Am Wochenende ist die SPD in den Wahlkampf gestartet – mit Olaf Scholz. Zuvor ließ die Partei quälend lange die K-Frage unbeantwortet und beschädigte damit den eigenen Kanzler. Wie die Sozialdemokraten gegen das Stimmungstief ankämpfen wollen.
Gewohnt staatsmännisch, so kann man Bundeskanzler
Die SPD hat Wahlkämpferinnen und Wahlkämpfer aus ganz Deutschland in die Hauptstadt eingeladen. Sie sollen eingeschworen werden auf den Winterwahlkampf. Und auf Olaf Scholz.
"Wir haben keine Zeit zu verlieren. Wir müssen jetzt raus ins Land. Es geht um verdammt viel", sagt der Kanzler in seiner Rede. Wenn Deutschland jetzt falsch abbiegt, habe das schwerwiegende Folgen.

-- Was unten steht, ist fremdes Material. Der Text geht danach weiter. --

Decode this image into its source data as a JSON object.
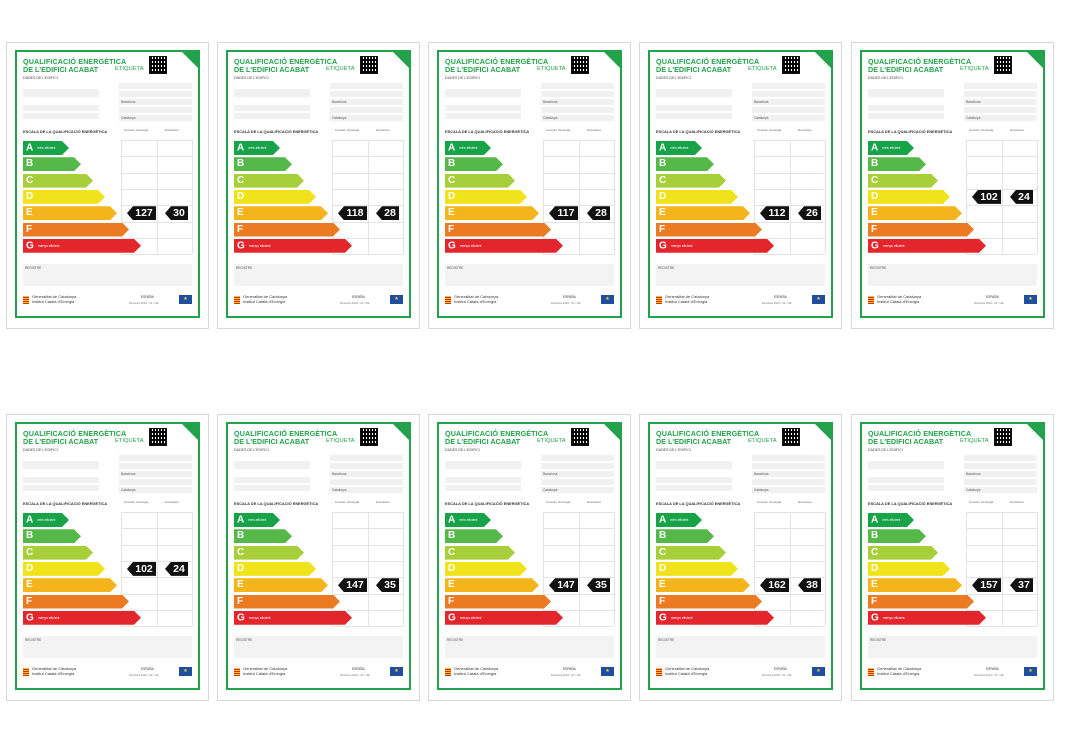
{
  "label_common": {
    "title_line1": "QUALIFICACIÓ ENERGÈTICA",
    "title_line2": "DE L'EDIFICI ACABAT",
    "etiqueta": "ETIQUETA",
    "dades": "DADES DE L'EDIFICI",
    "escala": "ESCALA DE LA QUALIFICACIÓ ENERGÈTICA",
    "col1_head": "Consum d'energia",
    "col2_head": "Emissions",
    "registre": "REGISTRE",
    "gencat_line1": "Generalitat de Catalunya",
    "gencat_line2": "Institut Català d'Energia",
    "espanya": "ESPAÑA",
    "directiva": "Directiva 2010 / 31 / UE",
    "eu_icon": "eu-flag-icon",
    "city": "Barcelona",
    "region": "Catalunya",
    "bar_a_sub": "més eficient",
    "bar_g_sub": "menys eficient"
  },
  "scale": [
    {
      "letter": "A",
      "color": "#18a348"
    },
    {
      "letter": "B",
      "color": "#56b848"
    },
    {
      "letter": "C",
      "color": "#a6cf3a"
    },
    {
      "letter": "D",
      "color": "#f0e21b"
    },
    {
      "letter": "E",
      "color": "#f4b41c"
    },
    {
      "letter": "F",
      "color": "#ec7a23"
    },
    {
      "letter": "G",
      "color": "#e3262c"
    }
  ],
  "labels": [
    {
      "consum": "127",
      "emissions": "30",
      "rating": "E"
    },
    {
      "consum": "118",
      "emissions": "28",
      "rating": "E"
    },
    {
      "consum": "117",
      "emissions": "28",
      "rating": "E"
    },
    {
      "consum": "112",
      "emissions": "26",
      "rating": "E"
    },
    {
      "consum": "102",
      "emissions": "24",
      "rating": "D"
    },
    {
      "consum": "102",
      "emissions": "24",
      "rating": "D"
    },
    {
      "consum": "147",
      "emissions": "35",
      "rating": "E"
    },
    {
      "consum": "147",
      "emissions": "35",
      "rating": "E"
    },
    {
      "consum": "162",
      "emissions": "38",
      "rating": "E"
    },
    {
      "consum": "157",
      "emissions": "37",
      "rating": "E"
    }
  ]
}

Scholz zeigt sich kämpferisch, immer wieder brandet Applaus auf. Die SPD setze auf Sieg, sagt der Kanzler. Es soll nach Stärke klingen. Doch dieser Auftritt täuscht nicht darüber hinweg, dass es innerhalb der SPD zuletzt alles andere als rund lief.

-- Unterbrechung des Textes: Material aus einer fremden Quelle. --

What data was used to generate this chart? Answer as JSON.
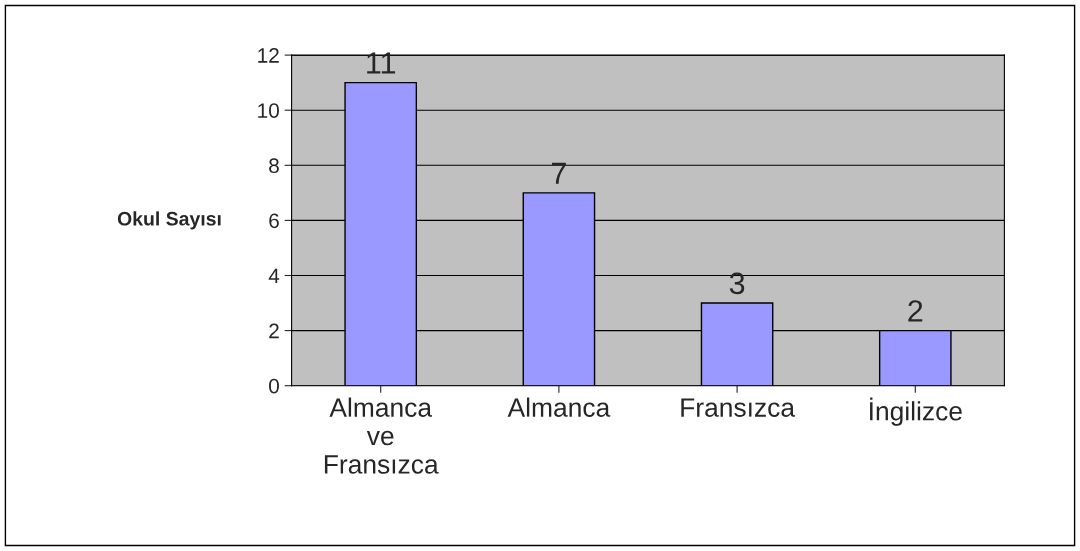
{
  "chart_data": {
    "type": "bar",
    "ylabel": "Okul Sayısı",
    "categories": [
      "Almanca ve Fransızca",
      "Almanca",
      "Fransızca",
      "İngilizce"
    ],
    "values": [
      11,
      7,
      3,
      2
    ],
    "color": "#9999ff",
    "ylim": [
      0,
      12
    ],
    "yticks": [
      0,
      2,
      4,
      6,
      8,
      10,
      12
    ],
    "grid": "y",
    "data_labels": true
  }
}
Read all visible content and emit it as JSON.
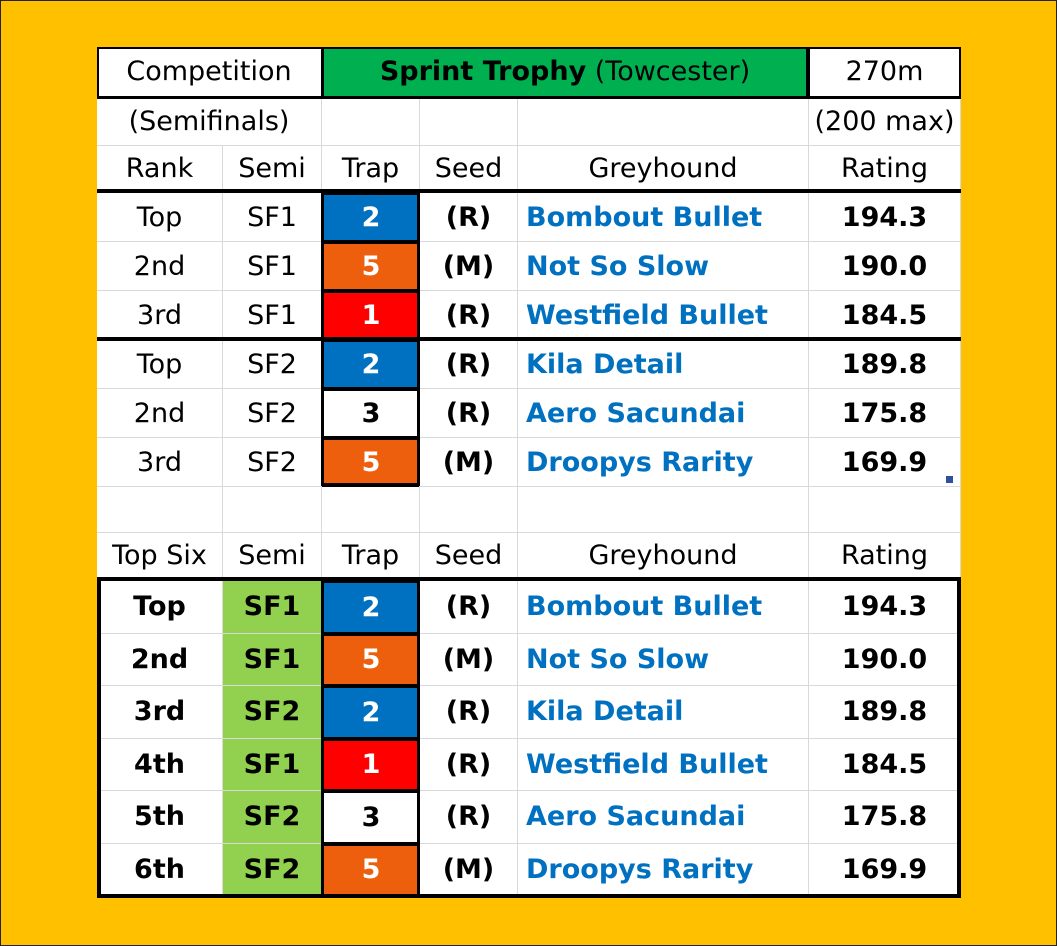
{
  "header": {
    "competition_label": "Competition",
    "title_bold": "Sprint Trophy",
    "title_venue": " (Towcester)",
    "distance": "270m",
    "stage": "(Semifinals)",
    "max_note": "(200 max)"
  },
  "colors": {
    "page_background": "#ffc000",
    "title_fill": "#00b050",
    "semi_fill": "#92d050",
    "trap_1": "#ff0000",
    "trap_2": "#0070c0",
    "trap_3": "#ffffff",
    "trap_5": "#ed5f0c",
    "greyhound_text": "#0070c0"
  },
  "semis_table": {
    "headers": [
      "Rank",
      "Semi",
      "Trap",
      "Seed",
      "Greyhound",
      "Rating"
    ],
    "rows": [
      {
        "rank": "Top",
        "semi": "SF1",
        "trap": "2",
        "seed": "(R)",
        "greyhound": "Bombout Bullet",
        "rating": "194.3"
      },
      {
        "rank": "2nd",
        "semi": "SF1",
        "trap": "5",
        "seed": "(M)",
        "greyhound": "Not So Slow",
        "rating": "190.0"
      },
      {
        "rank": "3rd",
        "semi": "SF1",
        "trap": "1",
        "seed": "(R)",
        "greyhound": "Westfield Bullet",
        "rating": "184.5"
      },
      {
        "rank": "Top",
        "semi": "SF2",
        "trap": "2",
        "seed": "(R)",
        "greyhound": "Kila Detail",
        "rating": "189.8"
      },
      {
        "rank": "2nd",
        "semi": "SF2",
        "trap": "3",
        "seed": "(R)",
        "greyhound": "Aero Sacundai",
        "rating": "175.8"
      },
      {
        "rank": "3rd",
        "semi": "SF2",
        "trap": "5",
        "seed": "(M)",
        "greyhound": "Droopys Rarity",
        "rating": "169.9"
      }
    ]
  },
  "top_six_table": {
    "headers": [
      "Top Six",
      "Semi",
      "Trap",
      "Seed",
      "Greyhound",
      "Rating"
    ],
    "rows": [
      {
        "rank": "Top",
        "semi": "SF1",
        "trap": "2",
        "seed": "(R)",
        "greyhound": "Bombout Bullet",
        "rating": "194.3"
      },
      {
        "rank": "2nd",
        "semi": "SF1",
        "trap": "5",
        "seed": "(M)",
        "greyhound": "Not So Slow",
        "rating": "190.0"
      },
      {
        "rank": "3rd",
        "semi": "SF2",
        "trap": "2",
        "seed": "(R)",
        "greyhound": "Kila Detail",
        "rating": "189.8"
      },
      {
        "rank": "4th",
        "semi": "SF1",
        "trap": "1",
        "seed": "(R)",
        "greyhound": "Westfield Bullet",
        "rating": "184.5"
      },
      {
        "rank": "5th",
        "semi": "SF2",
        "trap": "3",
        "seed": "(R)",
        "greyhound": "Aero Sacundai",
        "rating": "175.8"
      },
      {
        "rank": "6th",
        "semi": "SF2",
        "trap": "5",
        "seed": "(M)",
        "greyhound": "Droopys Rarity",
        "rating": "169.9"
      }
    ]
  }
}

SPD legt sich selbst Steine in den Weg
Nach dem Ampel-Aus hat die Partei tagelang über den geeigneten Kanzlerkandidaten diskutiert. Trotz Kanzlerschaft war Olaf Scholz offenbar nicht automatisch gesetzt. Doch dann stieg vergangene Woche weißer Rauch auf: Scholz macht’s. "Ein Stolperstart für Olaf Scholz und die SPD", beschreibt es Politikberater Frank Stauss im Gespräch mit unserer Redaktion. "Alles andere als optimal", sagt er. Stauss hat schon mehrere Wahlkämpfe für die Sozialdemokraten geplant.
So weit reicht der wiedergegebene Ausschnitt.